Enter. Order. Eat. Pay. Leave.

The whole operation is streamlined; a seamless experience for staff and customer. The rules are clear and seldom broken: there’s to be no trespassing. People are here to nibble at sandwiches and sip coffee, not to have a stranger in an apron pry into their personal lives. So you serve them and leave it at that. That’s just the way it’s done.

…until it isn’t.

Because no matter how hard you try to respect the boundary, standing behind a countertop gives you a perspective you otherwise wouldn’t have. It’s from that vantage point, over the course of twenty-one years, that I got to know Nancy.

Tuesday June 15 2004

The door chimes. A family of six enter: a mum, a dad and four young ones, attached every which way to their parents. He’s more built. She does more of the carrying. They don’t speak much English, but find their way around the menu. They order. They eat. It’s chaos. I offer the kids colouring in. They take it. It works for a while. Until it doesn’t. He points at an apple cinnamon muffin and fumbles his way through asking for candles to be inserted and lit. They sing. She smiles. Until the oldest one blows them out before she gets the chance to. It’s not about her.

Sunday June 15 2008

The door chimes. A family of six enter: the children are older now and better at English. He’s on the phone. She’s handling the kids. They want the same as the previous four years: dinosaur nuggets and chips x4, a BLT for him and salad for her. They order. They eat. It’s less chaotic. I smile at how far they’ve come. They forget the muffin this year. They sit in silence. Until they don’t. He’s been promoted and needs to work away. They fight. She cries. Until the younger ones whine that they’re bored. It’s not about her.

Saturday June 15 2013

The door chimes. A family of five enter: the children are teenagers. He’s not there. She has bags under her eyes. They say a prayer for him. They order. They eat. It’s loud. I notice she’s not doing any of the talking. They talk over her. They ignore her. Until they don’t. He isn’t here to pay. They need her to. She approaches the counter, pays and spies the muffins. Until they impatiently call out. It’s not about her.

Saturday June 15 2024

The door chimes. A woman enters. He never came back. She, all alone, orders an apple cinnamon muffin. They want nothing to do with her. They left. They never call. It’s sad. I insert and light candles. They flicker. They hold on. Until they don’t: a draught extinguishes them. He isn’t here to sing. They aren’t either. She whimpers.
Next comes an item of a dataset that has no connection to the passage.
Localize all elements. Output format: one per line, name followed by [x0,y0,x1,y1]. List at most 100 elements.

Until people stare, disturbed by the noise. It’s not about her.

Sunday June 15 2025

The door chimes. It’s not Nancy. The café goes on. It’s not about her.

Jaydan Salzke

Image by Gundula Vogel from Pixabay 

18 thoughts on “It’s Not About Her by Jaydan Salzke”

  1. Hi Jaydan,
    I love how grim this is. As Leila has said, the tone and POV are brilliantly handled.
    It is simply done and shows the way a family can diminish.
    What I think is clever is that this is all observation but not really ‘known’ fact but due to it being so recognisable, we take it as fact.
    This is a very clever piece of writing!
    All the very best.

    Liked by 1 person

    1. Thank you, Hugh. I appreciate your thoughtful observations. It was certainly fun to play with POV in this piece.
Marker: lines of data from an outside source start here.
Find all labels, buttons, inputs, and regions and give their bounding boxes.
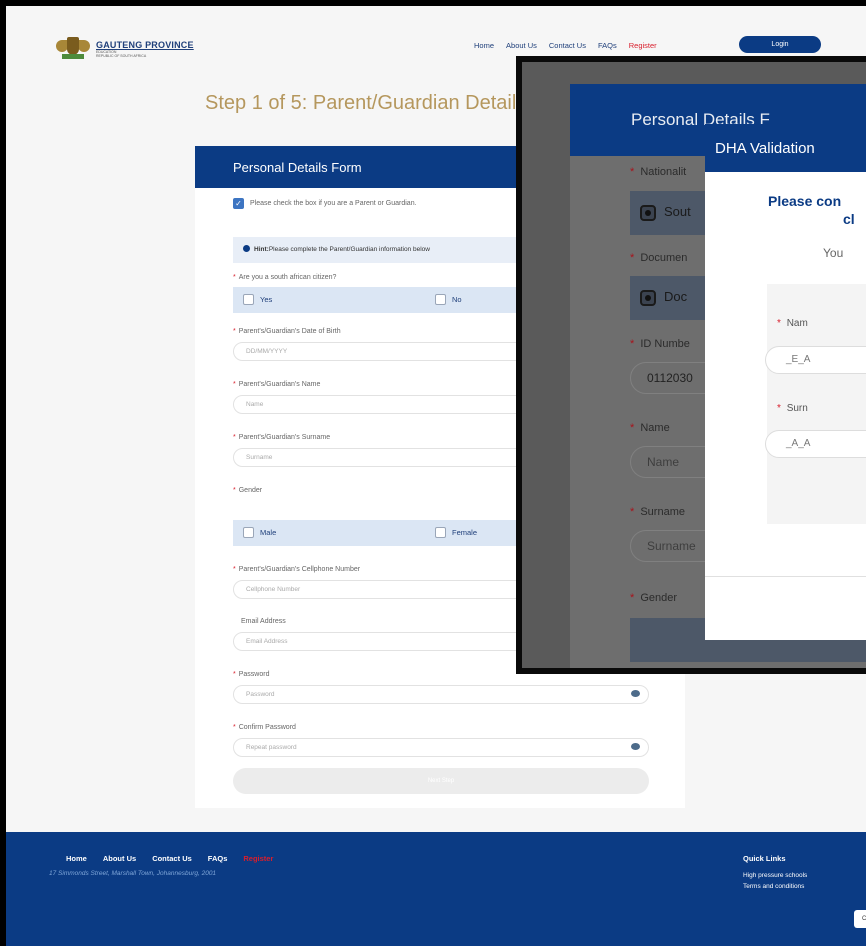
hint-label: Hint:	[254, 246, 269, 253]
name-label: * Parent's/Guardian's Name	[233, 381, 321, 388]
hint-box: Hint:Please complete the Parent/Guardian…	[233, 237, 525, 263]
cellphone-label: * Parent's/Guardian's Cellphone Number	[233, 566, 361, 573]
dha-divider	[705, 576, 866, 577]
dob-label: * Parent's/Guardian's Date of Birth	[233, 328, 341, 335]
hint-text: Please complete the Parent/Guardian info…	[268, 246, 430, 253]
footer-nav-contact-us[interactable]: Contact Us	[152, 854, 192, 863]
login-button[interactable]: Login	[739, 36, 821, 53]
gender-female-option[interactable]: Female	[435, 527, 477, 538]
checkbox-icon	[435, 294, 446, 305]
nav-faqs[interactable]: FAQs	[598, 41, 617, 50]
gender-label: * Gender	[233, 487, 263, 494]
footer-nav-faqs[interactable]: FAQs	[208, 854, 228, 863]
zoomed-surname-label: * Surname	[630, 506, 685, 518]
confirm-password-label: * Confirm Password	[233, 724, 296, 731]
eye-icon[interactable]	[631, 743, 640, 750]
footer-nav: Home About Us Contact Us FAQs Register	[66, 854, 289, 863]
password-label: * Password	[233, 671, 270, 678]
checkbox-icon	[243, 294, 254, 305]
zoomed-document-label: * Documen	[630, 252, 688, 264]
radio-icon	[640, 290, 656, 306]
eye-icon[interactable]	[631, 690, 640, 697]
password-input[interactable]: Password	[233, 685, 649, 704]
zoomed-id-label: * ID Numbe	[630, 338, 690, 350]
dha-you-text: You	[823, 246, 844, 260]
nav-home[interactable]: Home	[474, 41, 494, 50]
dha-question-line2: cl	[843, 211, 855, 227]
logo-title: GAUTENG PROVINCE	[96, 40, 194, 50]
dha-modal-title: DHA Validation	[705, 124, 866, 172]
gender-options: Male Female	[233, 520, 525, 546]
citizen-no-option[interactable]: No	[435, 294, 462, 305]
site-footer: Home About Us Contact Us FAQs Register 1…	[6, 832, 866, 946]
info-icon	[243, 245, 250, 252]
dha-name-label: * Nam	[777, 318, 808, 329]
zoomed-window: Personal Details F * Nationalit Sout * D…	[516, 56, 866, 674]
zoomed-nationality-label: * Nationalit	[630, 166, 687, 178]
zoomed-gender-label: * Gender	[630, 592, 678, 604]
browser-page: GAUTENG PROVINCE EDUCATION REPUBLIC OF S…	[6, 6, 866, 946]
gender-male-option[interactable]: Male	[243, 527, 276, 538]
step-title: Step 1 of 5: Parent/Guardian Details	[205, 92, 527, 114]
nav-about-us[interactable]: About Us	[506, 41, 537, 50]
quick-links-title: Quick Links	[743, 854, 786, 863]
coat-of-arms-icon	[54, 34, 92, 62]
dha-surname-input[interactable]: _A_A	[765, 430, 866, 458]
dha-question-line1: Please con	[768, 193, 842, 209]
dha-name-input[interactable]: _E_A	[765, 346, 866, 374]
footer-nav-home[interactable]: Home	[66, 854, 87, 863]
email-label: Email Address	[241, 618, 286, 625]
footer-button[interactable]: C	[854, 910, 866, 928]
surname-label: * Parent's/Guardian's Surname	[233, 434, 331, 441]
quick-link-terms[interactable]: Terms and conditions	[743, 883, 804, 890]
citizen-label: * Are you a south african citizen?	[233, 274, 337, 281]
confirm-password-input[interactable]: Repeat password	[233, 738, 649, 757]
radio-icon	[640, 205, 656, 221]
nav-contact-us[interactable]: Contact Us	[549, 41, 586, 50]
logo-country: REPUBLIC OF SOUTH AFRICA	[96, 54, 147, 58]
citizen-yes-option[interactable]: Yes	[243, 294, 272, 305]
parent-check-label: Please check the box if you are a Parent…	[250, 200, 417, 207]
dha-validation-modal: DHA Validation Please con cl You * Nam _…	[705, 124, 866, 640]
nav-register[interactable]: Register	[629, 41, 657, 50]
footer-nav-register[interactable]: Register	[243, 854, 273, 863]
checkbox-icon	[435, 527, 446, 538]
zoomed-name-label: * Name	[630, 422, 670, 434]
footer-nav-about-us[interactable]: About Us	[103, 854, 136, 863]
top-nav: Home About Us Contact Us FAQs Register	[474, 41, 669, 50]
dha-surname-label: * Surn	[777, 403, 808, 414]
citizen-options: Yes No	[233, 287, 525, 313]
next-step-button[interactable]: Next Step	[233, 768, 649, 794]
parent-guardian-checkbox[interactable]: ✓	[233, 198, 244, 209]
quick-link-high-pressure[interactable]: High pressure schools	[743, 872, 807, 879]
gauteng-logo[interactable]: GAUTENG PROVINCE EDUCATION REPUBLIC OF S…	[54, 34, 194, 62]
footer-address: 17 Simmonds Street, Marshall Town, Johan…	[49, 870, 217, 877]
checkbox-icon	[243, 527, 254, 538]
  2. Brilliant. A woman, a wife and mother reduced to an insignificant shadow floating in the background. This story captures the selfish reasons why so many woman are abandoned to live on their own. A clever interpretation and snapshot of lives merged out of existence. It is not about them.

    Liked by 1 person

    1. Well said, James! Thank you for reading. Unfortunately this story was inspired by a true story, though I knew her only be a secondhand account.

      Liked by 1 person

    1. Glad to hear you picked up on the irony! The story clearly was about her, but much of her life doesn’t feel that way and her abandonment underlines this. Thank you for your comment David.
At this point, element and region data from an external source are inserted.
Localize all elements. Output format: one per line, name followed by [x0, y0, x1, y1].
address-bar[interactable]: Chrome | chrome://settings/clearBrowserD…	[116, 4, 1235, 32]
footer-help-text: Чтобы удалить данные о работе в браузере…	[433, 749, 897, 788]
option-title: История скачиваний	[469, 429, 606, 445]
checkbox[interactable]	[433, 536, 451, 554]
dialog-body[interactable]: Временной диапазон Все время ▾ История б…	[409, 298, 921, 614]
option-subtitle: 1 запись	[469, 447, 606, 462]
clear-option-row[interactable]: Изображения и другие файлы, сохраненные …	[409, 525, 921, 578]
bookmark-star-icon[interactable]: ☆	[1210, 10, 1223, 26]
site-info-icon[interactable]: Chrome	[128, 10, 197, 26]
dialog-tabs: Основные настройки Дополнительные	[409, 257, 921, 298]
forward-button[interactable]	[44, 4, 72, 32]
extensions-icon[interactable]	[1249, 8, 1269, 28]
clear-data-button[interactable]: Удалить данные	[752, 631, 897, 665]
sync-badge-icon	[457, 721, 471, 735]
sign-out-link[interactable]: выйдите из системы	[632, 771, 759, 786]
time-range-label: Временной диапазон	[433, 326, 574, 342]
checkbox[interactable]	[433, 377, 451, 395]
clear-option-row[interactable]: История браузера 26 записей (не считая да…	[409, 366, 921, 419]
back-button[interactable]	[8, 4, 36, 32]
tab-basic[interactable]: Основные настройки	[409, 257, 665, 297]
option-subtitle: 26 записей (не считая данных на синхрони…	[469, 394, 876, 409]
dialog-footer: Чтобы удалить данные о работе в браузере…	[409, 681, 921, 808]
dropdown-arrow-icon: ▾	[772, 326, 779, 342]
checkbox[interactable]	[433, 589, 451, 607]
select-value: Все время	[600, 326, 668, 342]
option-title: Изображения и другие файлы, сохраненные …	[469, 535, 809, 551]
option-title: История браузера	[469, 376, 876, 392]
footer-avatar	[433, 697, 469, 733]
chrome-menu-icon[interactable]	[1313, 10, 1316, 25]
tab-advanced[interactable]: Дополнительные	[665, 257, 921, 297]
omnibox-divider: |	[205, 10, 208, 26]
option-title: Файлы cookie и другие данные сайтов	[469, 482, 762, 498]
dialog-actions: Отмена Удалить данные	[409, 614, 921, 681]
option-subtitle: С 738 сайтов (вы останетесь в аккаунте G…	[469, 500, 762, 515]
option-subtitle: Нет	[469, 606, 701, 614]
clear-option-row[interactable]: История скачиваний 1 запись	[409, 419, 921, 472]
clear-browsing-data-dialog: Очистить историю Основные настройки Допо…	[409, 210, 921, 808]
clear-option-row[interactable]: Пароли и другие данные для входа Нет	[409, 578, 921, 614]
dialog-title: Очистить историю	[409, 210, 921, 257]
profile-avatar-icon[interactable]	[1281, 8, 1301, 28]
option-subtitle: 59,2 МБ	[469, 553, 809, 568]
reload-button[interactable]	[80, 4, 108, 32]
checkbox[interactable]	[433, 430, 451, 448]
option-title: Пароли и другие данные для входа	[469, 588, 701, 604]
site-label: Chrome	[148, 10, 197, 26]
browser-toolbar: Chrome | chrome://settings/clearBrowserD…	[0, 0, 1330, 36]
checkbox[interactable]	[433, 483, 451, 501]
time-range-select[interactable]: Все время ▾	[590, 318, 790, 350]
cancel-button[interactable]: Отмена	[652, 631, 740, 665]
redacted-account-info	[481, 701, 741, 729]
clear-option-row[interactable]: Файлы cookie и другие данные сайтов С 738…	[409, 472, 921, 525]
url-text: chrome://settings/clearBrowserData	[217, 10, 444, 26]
  3. As others have said this has a very distinct, impressive pace. The short sentences, mainly focussing on actions, the use of pronouns rather than names, the repetition of themes; ‘the muffin’ all work together to give the piece a beautifully sad, ethereal tone.

    Liked by 1 person

  4. This is a moving and relatable piece of writing. You capture some very human experiences in the fleeting moments when we think we are invisible. Nicely done.